Detect. Identify the largest dirs. Pick a safe cleanup. Apply it. Verify. The agent that handles a full disk in 90 seconds and the safety rails that keep it from deleting your prod logs.

Detection signal

The detection signal is conservative. Disk-percent-used > 90% for 5 minutes is the trigger; the threshold is conservative because intervention before 100% prevents service degradation. The metric source is the host’s filesystem stats and the agent gets the host name, mount point, percent-used value.

Identifying the culprit

The agent identifies the dominant directories.

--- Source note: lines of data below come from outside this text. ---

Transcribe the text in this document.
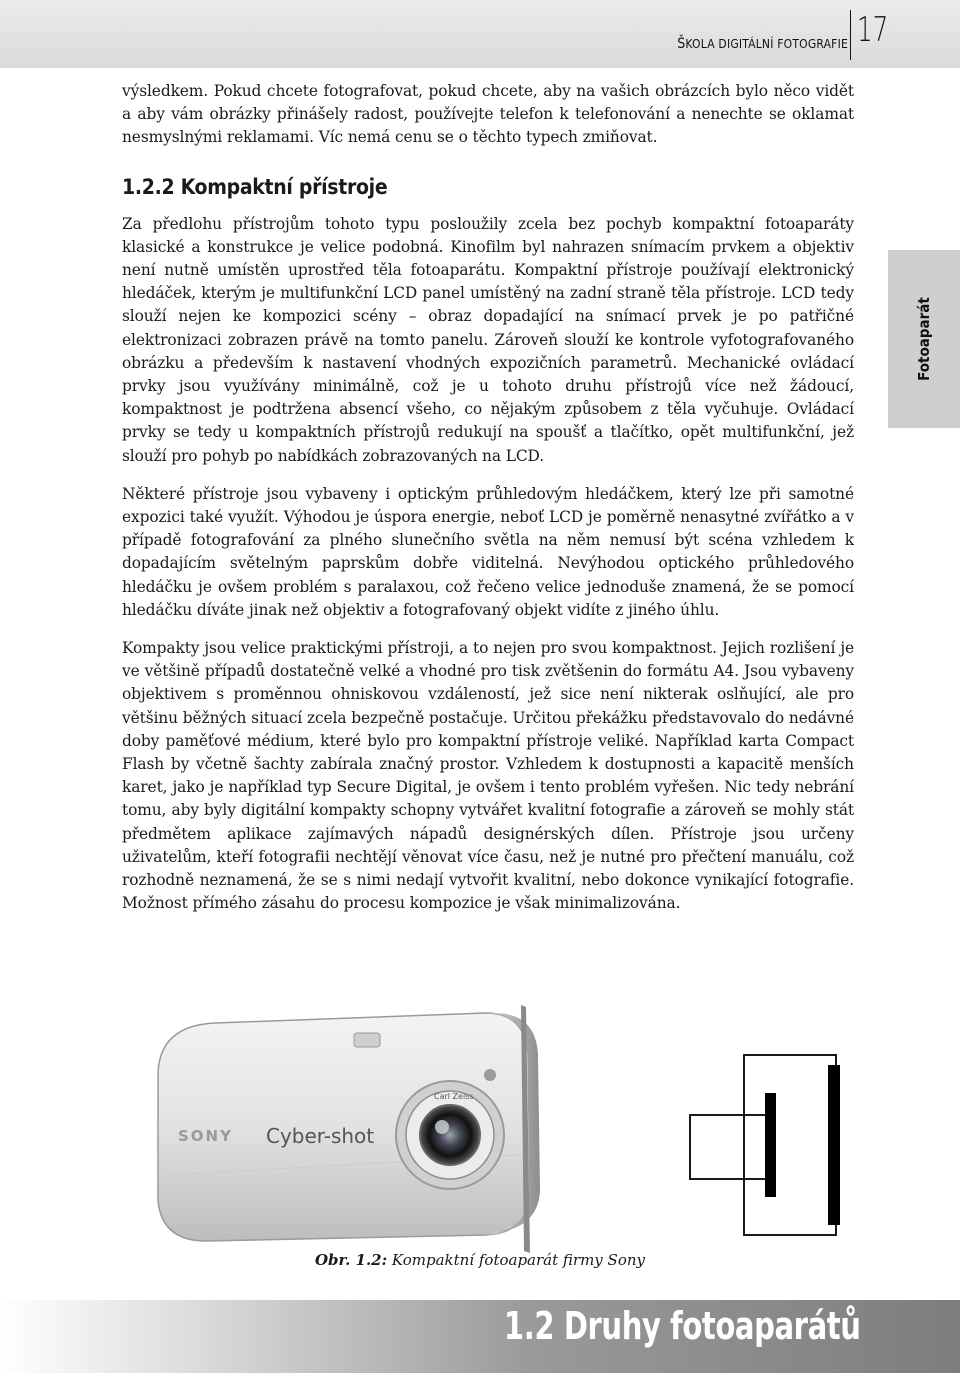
ŠKOLA DIGITÁLNÍ FOTOGRAFIE 17
Fotoaparát

výsledkem. Pokud chcete fotografovat, pokud chcete, aby na vašich obrázcích bylo něco vidět a aby vám obrázky přinášely radost, používejte telefon k telefonování a nenechte se oklamat nesmyslnými reklamami. Víc nemá cenu se o těchto typech zmiňovat.

1.2.2 Kompaktní přístroje

Za předlohu přístrojům tohoto typu posloužily zcela bez pochyb kompaktní fotoaparáty klasické a konstrukce je velice podobná. Kinofilm byl nahrazen snímacím prvkem a objektiv není nutně umístěn uprostřed těla fotoaparátu. Kompaktní přístroje používají elektronický hledáček, kterým je multifunkční LCD panel umístěný na zadní straně těla přístroje. LCD tedy slouží nejen ke kompozici scény – obraz dopadající na snímací prvek je po patřičné elektronizaci zobrazen právě na tomto panelu. Zároveň slouží ke kontrole vyfotografovaného obrázku a především k nastavení vhodných expozičních parametrů. Mechanické ovládací prvky jsou využívány minimálně, což je u tohoto druhu přístrojů více než žádoucí, kompaktnost je podtržena absencí všeho, co nějakým způsobem z těla vyčuhuje. Ovládací prvky se tedy u kompaktních přístrojů redukují na spoušť a tlačítko, opět multifunkční, jež slouží pro pohyb po nabídkách zobrazovaných na LCD.

Některé přístroje jsou vybaveny i optickým průhledovým hledáčkem, který lze při samotné expozici také využít. Výhodou je úspora energie, neboť LCD je poměrně nenasytné zvířátko a v případě fotografování za plného slunečního světla na něm nemusí být scéna vzhledem k dopadajícím světelným paprskům dobře viditelná. Nevýhodou optického průhledového hledáčku je ovšem problém s paralaxou, což řečeno velice jednoduše znamená, že se pomocí hledáčku díváte jinak než objektiv a fotografovaný objekt vidíte z jiného úhlu.

Kompakty jsou velice praktickými přístroji, a to nejen pro svou kompaktnost. Jejich rozlišení je ve většině případů dostatečně velké a vhodné pro tisk zvětšenin do formátu A4. Jsou vybaveny objektivem s proměnnou ohniskovou vzdáleností, jež sice není nikterak oslňující, ale pro většinu běžných situací zcela bezpečně postačuje. Určitou překážku představovalo do nedávné doby paměťové médium, které bylo pro kompaktní přístroje veliké. Například karta Compact Flash by včetně šachty zabírala značný prostor. Vzhledem k dostupnosti a kapacitě menších karet, jako je například typ Secure Digital, je ovšem i tento problém vyřešen. Nic tedy nebrání tomu, aby byly digitální kompakty schopny vytvářet kvalitní fotografie a zároveň se mohly stát předmětem aplikace zajímavých nápadů designérských dílen. Přístroje jsou určeny uživatelům, kteří fotografii nechtějí věnovat více času, než je nutné pro přečtení manuálu, což rozhodně neznamená, že se s nimi nedají vytvořit kvalitní, nebo dokonce vynikající fotografie. Možnost přímého zásahu do procesu kompozice je však minimalizována.

SONY Cyber-shot
Carl Zeiss
Obr. 1.2: Kompaktní fotoaparát firmy Sony
1.2 Druhy fotoaparátů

List the top 5 directories by size (one or two usually dominant: logs, caches, dumps); cross-reference with known-cleanable directories (log rotation paths, cache directories, temp directories); flag the unexpected because a directory that grew 10x in the last hour is worth surfacing even when small in absolute terms.

The safe-cleanup decision

The decision is conservative. Logs older than 7 days in /var/log: safe to delete; temp files older than 24 hours: safe; application data never auto-delete because it always requires human approval even when it looks like a cache; when in doubt the agent proposes rather than acts because disk-full is uncomfortable but deleting the wrong file is worse.

The 90-second flow

The flow is fast and structured. Detection at 0:00, list by size at 0:15, identify safe-to-delete at 0:30, propose to operator (or auto-apply if pre-approved) at 0:45, execute at 1:00, verify at 1:30. Verify is a recheck of disk-percent-used; if it dropped the action worked, if not escalate. Logging the entire timeline gives a clean audit trail.

Safety rails

Three rails bound the agent’s blast radius. Allowlist of paths the agent can delete; anything outside requires human approval. Maximum bytes deleted per action: 10GB; beyond that, the agent escalates regardless of safety class. Cooldown: do not auto-clean the same path twice in 30 minutes because multiple cleanups suggest a deeper problem and the right response is escalation.